Ezra Ben Seraiah was a descendant of the priestly caste, and a professional
scribe and teacher. His arrival in Jerusalem in 458 BCE marked a set of
religious reforms that would attempt to spiritually rebuild Judaism and the
Jewish people. Ezra realized that education had to play a key part in
reawakening the Jewish sense of community and identity. During the festival
of Sukkot, Ezra began the public reading of the Law in the marketplaces of
Jerusalem. The text was read in Hebrew, while priests and scribes mingled
among the masses explaining the text in Aramiac.  Market days were Mondays
and Thursdays, and the tradition of reading Torah in synagogue on those
weekdays goes back to the time of Ezra. Ezra reinforced the prohibitions
against intermarriage with non-Jews, and encouraged Shabbat observance as
key elements in maintaining Jewish survival.

Nehemiah, a Jew in the service of the Emperor Artaxerxes I, was a diplomat,
engineer, and military figure. After a three day survey of the remains of
the walls of Jerusalem that had been destroyed by the Babylonians, Nehemiah
initiated a building project to refortify the city. So as not to attract
undue attention, nor  the hostitilies of the Samaritans, much of the
building was carried on a night.
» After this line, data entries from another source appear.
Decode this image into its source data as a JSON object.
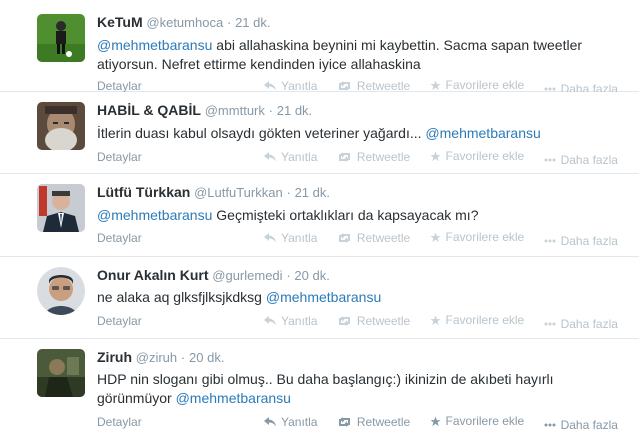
{
  "actions": {
    "reply": "Yanıtla",
    "retweet": "Retweetle",
    "favorite": "Favorilere ekle",
    "more": "Daha fazla"
  },
  "tweets": [
    {
      "fullname": "KeTuM",
      "username": "@ketumhoca",
      "time": "21 dk.",
      "text_line1": "@mehmetbaransu abi allahaskina beynini mi kaybettin. Sacma sapan tweetler",
      "text_line2": "atiyorsun. Nefret ettirme kendinden iyice allahaskina",
      "details": "Detaylar",
      "avatar_icon": "soccer-player-avatar-icon"
    },
    {
      "fullname": "HABİL & QABİL",
      "username": "@mmtturk",
      "time": "21 dk.",
      "text_before": "İtlerin duası kabul olsaydı gökten veteriner yağardı... ",
      "mention": "@mehmetbaransu",
      "details": "Detaylar",
      "avatar_icon": "old-man-avatar-icon"
    },
    {
      "fullname": "Lütfü Türkkan",
      "username": "@LutfuTurkkan",
      "time": "21 dk.",
      "mention": "@mehmetbaransu",
      "text_after": " Geçmişteki ortaklıkları da kapsayacak mı?",
      "details": "Detaylar",
      "avatar_icon": "man-in-suit-avatar-icon"
    },
    {
      "fullname": "Onur Akalın Kurt",
      "username": "@gurlemedi",
      "time": "20 dk.",
      "text_before": "ne alaka aq glksfjlksjkdksg ",
      "mention": "@mehmetbaransu",
      "details": "Detaylar",
      "avatar_icon": "young-man-avatar-icon"
    },
    {
      "fullname": "Ziruh",
      "username": "@ziruh",
      "time": "20 dk.",
      "text_line1": "HDP nin sloganı gibi olmuş.. Bu daha başlangıç:) ikinizin de akıbeti hayırlı",
      "text_line2_before": "görünmüyor ",
      "mention": "@mehmetbaransu",
      "details": "Detaylar",
      "avatar_icon": "cartoon-avatar-icon"
    }
  ],
  "colors": {
    "mention": "#2b7bb9",
    "muted": "#8899a6",
    "divider": "#e1e8ed"
  }
}
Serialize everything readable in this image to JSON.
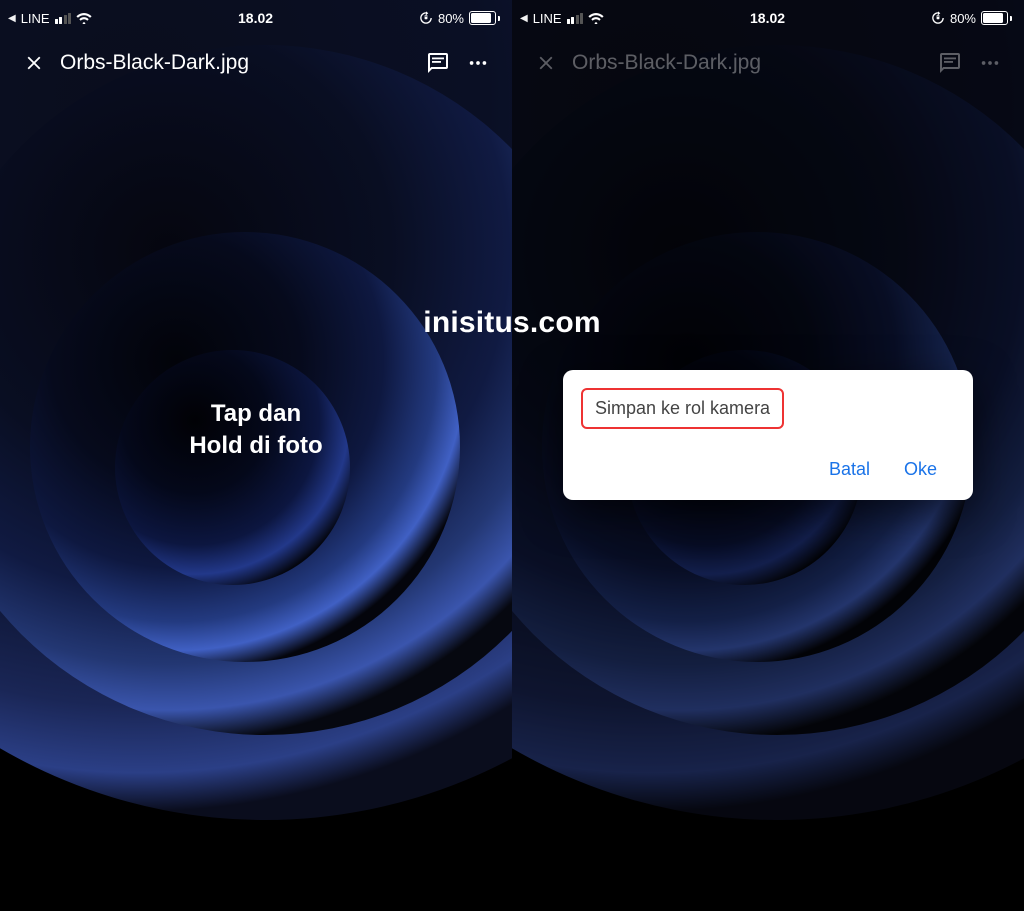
{
  "status_bar": {
    "back_app": "LINE",
    "time": "18.02",
    "battery_pct": "80%"
  },
  "header": {
    "title": "Orbs-Black-Dark.jpg"
  },
  "left_panel": {
    "instruction_line1": "Tap dan",
    "instruction_line2": "Hold di foto"
  },
  "dialog": {
    "message": "Simpan ke rol kamera",
    "cancel": "Batal",
    "ok": "Oke"
  },
  "watermark": "inisitus.com"
}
The final result was a fortification wall
that surrounded a Jerusalem that was not much more than a village. The Walls
incorporated the area of the live-giving Gihon Spring, the City of David,
and the area around the Temple Mount. Areas that had been part of the city
since the time of Hezekiah (8th Century BCE). like the Western Hill and Mt.
Zion were left outside of the walls.

With the Babylonian destruction, the Jewish people refused to disappear from
history. They adapted to the new conditions of Diaspora, and eventually also
began to return to their national homeland. The return was led by a small
minority. Jerusalem stood again, not an imperial capital, but a provincial
village.  National life - defense, economy, and cultural-religious
expression - was revived. Like all new beginnings, the achievements of the
returnees to Zion were modest, but nonetheless absolutely crucial in setting
the stage for the continuing drama of the Second Temple Period.